Indexing Again?

24

Comments

  • DominicM
    DominicM Member Posts: 2,995 ✭✭✭

    yeah I agree, if the indexer kept a track of where it was by writing the last resource id it finished indexing to a .cfg file, it should be able to resume at point it was terminated by the system.

    Never Deprive Anyone of Hope.. It Might Be ALL They Have

  • Kevin A. Purcell
    Kevin A. Purcell Member Posts: 3,405 ✭✭✭

    While I'm hoping that the final version indexes much faster, can anyone give me an example of a piece of software they have purchased that required you to install and then leave it alone for 8 hours to make it usable? Not even Windows 7 or Vista for that matter, required that much time for me to be able to use it.

    My hope is this is just a beta problem.

    Dr. Kevin Purcell, Director of Missions
    Brushy Mountain Baptist Association

    www.kevinpurcell.org

  • Simon’s Brother
    Simon’s Brother Member Posts: 6,816 ✭✭✭

    While I'm hoping that the final version indexes much faster, can anyone give me an example of a piece of software they have purchased that required you to install and then leave it alone for 8 hours to make it usable? Not even Windows 7 or Vista for that matter, required that much time for me to be able to use it.

    My hope is this is just a beta problem.


    I can't think of any Kevin, and particularly one that requires it everytime you add a new resource to the the mix.  Being able to search an entire library of 2000, 4000, or even 8000 resources in a blink is only the first part of the equation... you then need to be able to wade through and process those results.  I haven't looked that much at search yet as I've been trying to work out how to naviage the program first but can you know discard individul results that you determine not relevant and can you save those 'edited' search results to come back to them a later date.... yes it might be quick to generate the results but not so quick to re-eliminate the 4,000 hits you've already determine are not relevant to what you are trying to achieve with the search......so in that situation saving the results does seem important.

  • Bob Pritchett
    Bob Pritchett Member, Logos Employee Posts: 2,280

    can anyone give me an example of a piece of software they have purchased that required you to install and then leave it alone for 8 hours to make it usable?

    Any desktop searching engine? :-)

    (To be fair, some of them appear to work immediately.
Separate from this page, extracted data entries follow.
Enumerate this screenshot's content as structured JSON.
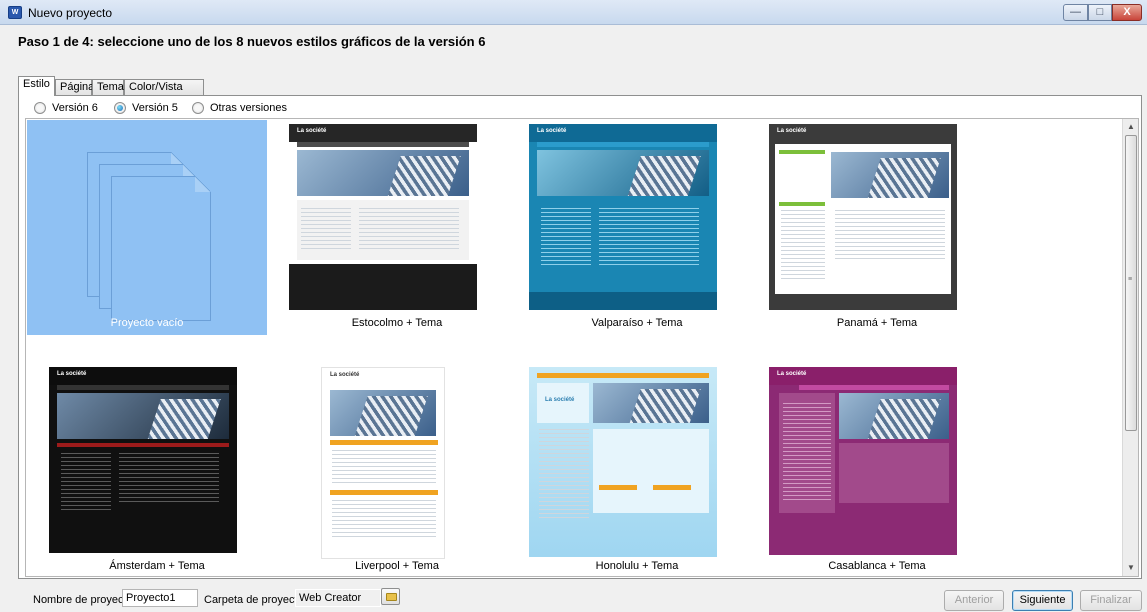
{
  "window": {
    "title": "Nuevo proyecto",
    "icon": "app-icon",
    "controls": {
      "minimize": "—",
      "maximize": "□",
      "close": "X"
    }
  },
  "heading": "Paso 1 de 4:  seleccione uno de los 8 nuevos estilos gráficos de la versión 6",
  "tabs": [
    {
      "label": "Estilo",
      "active": true
    },
    {
      "label": "Página",
      "active": false
    },
    {
      "label": "Tema",
      "active": false
    },
    {
      "label": "Color/Vista previa",
      "active": false
    }
  ],
  "version_options": [
    {
      "label": "Versión 6",
      "checked": false
    },
    {
      "label": "Versión 5",
      "checked": true
    },
    {
      "label": "Otras versiones",
      "checked": false
    }
  ],
  "styles": [
    {
      "caption": "Proyecto vacío",
      "selected": true,
      "kind": "blank"
    },
    {
      "caption": "Estocolmo + Tema",
      "kind": "template",
      "thumb_brand": "La société",
      "head": "#262626",
      "body": "#f2f2f2",
      "accent": "#4a6f8e",
      "foot": "#1b1b1b"
    },
    {
      "caption": "Valparaíso + Tema",
      "kind": "template",
      "thumb_brand": "La société",
      "head": "#0f6a95",
      "body": "#1a86b3",
      "accent": "#2b9ccc",
      "foot": "#0d5f86"
    },
    {
      "caption": "Panamá + Tema",
      "kind": "template",
      "thumb_brand": "La société",
      "head": "#3b3b3b",
      "body": "#ffffff",
      "accent": "#7cbf3a",
      "foot": "#3b3b3b"
    },
    {
      "caption": "Ámsterdam + Tema",
      "kind": "template",
      "thumb_brand": "La société",
      "head": "#0d0d0d",
      "body": "#101010",
      "accent": "#9c1b1b",
      "foot": "#0d0d0d"
    },
    {
      "caption": "Liverpool + Tema",
      "kind": "template",
      "thumb_brand": "La société",
      "head": "#ffffff",
      "body": "#ffffff",
      "accent": "#f0a321",
      "foot": "#ffffff"
    },
    {
      "caption": "Honolulu + Tema",
      "kind": "template",
      "thumb_brand": "La société",
      "head": "#b8e1f5",
      "body": "#c7e9f7",
      "accent": "#f0a321",
      "foot": "#9fd6f1"
    },
    {
      "caption": "Casablanca + Tema",
      "kind": "template",
      "thumb_brand": "La société",
      "head": "#8a1f6a",
      "body": "#8c2a74",
      "accent": "#c24aa1",
      "foot": "#7a1a5e"
    }
  ],
  "footer": {
    "project_name_label": "Nombre de proyecto:",
    "project_name_value": "Proyecto1",
    "projects_folder_label": "Carpeta de proyectos:",
    "projects_folder_value": "Web Creator",
    "buttons": {
      "previous": "Anterior",
      "next": "Siguiente",
      "finish": "Finalizar"
    }
  }
}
But they're sometimes a day or more from truly doing what they're supposed to -- searching your whole hard drive and email archive.)

    We're working at optimizing indexing, and finding creative solutions, but we're up against limitations of time and space. If you want a product that lets you build a personal library of a unique collection of up to 10,000 books, and that searches it in seconds, you'll need an index. And your index will be different from everyone else's, so we've got to build it on your system. (Or pre-build everyone's index, and then give you a 5 gig download....after a few months, when we get to yours....)

    Or we could just make everyone use exactly the same library and deliver it pre-indexed....

    (BTW, Windows isn't ready to search your whole hard-drive instantly either; it takes time to index as well.)

    Alas... we're working on it, but there may not be a silver bullet for this.

  • Simon’s Brother
    Simon’s Brother Member Posts: 6,816 ✭✭✭

    Any desktop searching engine? :-)

     

    I'll conceed on that one but never though of them because I never found them of any value and turn them off pretty quickly, as they just seem to hog system resources. I seem to get better results look for a file on my hard drive using standrd windows search function... the indexer never seems to find the file.

     

     

  • Nigel Cunningham
    Nigel Cunningham Member Posts: 181 ✭✭

    Hi Bob.

    I don't think anyone is suggesting that the index should be prebuilt. We're just wondering whether adding X resources to a library of Y books really requires reindexing the Y books as well as the X books. Surely you'd be able to reuse just about all of the information from the previous version of the index?

    Regards,

    Nigel

  • Alex Scott
    Alex Scott Member Posts: 718

    If you're concerned about interuptions from Microsoft updates, why not change it to notification of updates instead of automatic install.  That's what I use.  They notify you with a shield on the task bar and then you choose the time to download and install them.  You also get the option to choose if you want all the updates too.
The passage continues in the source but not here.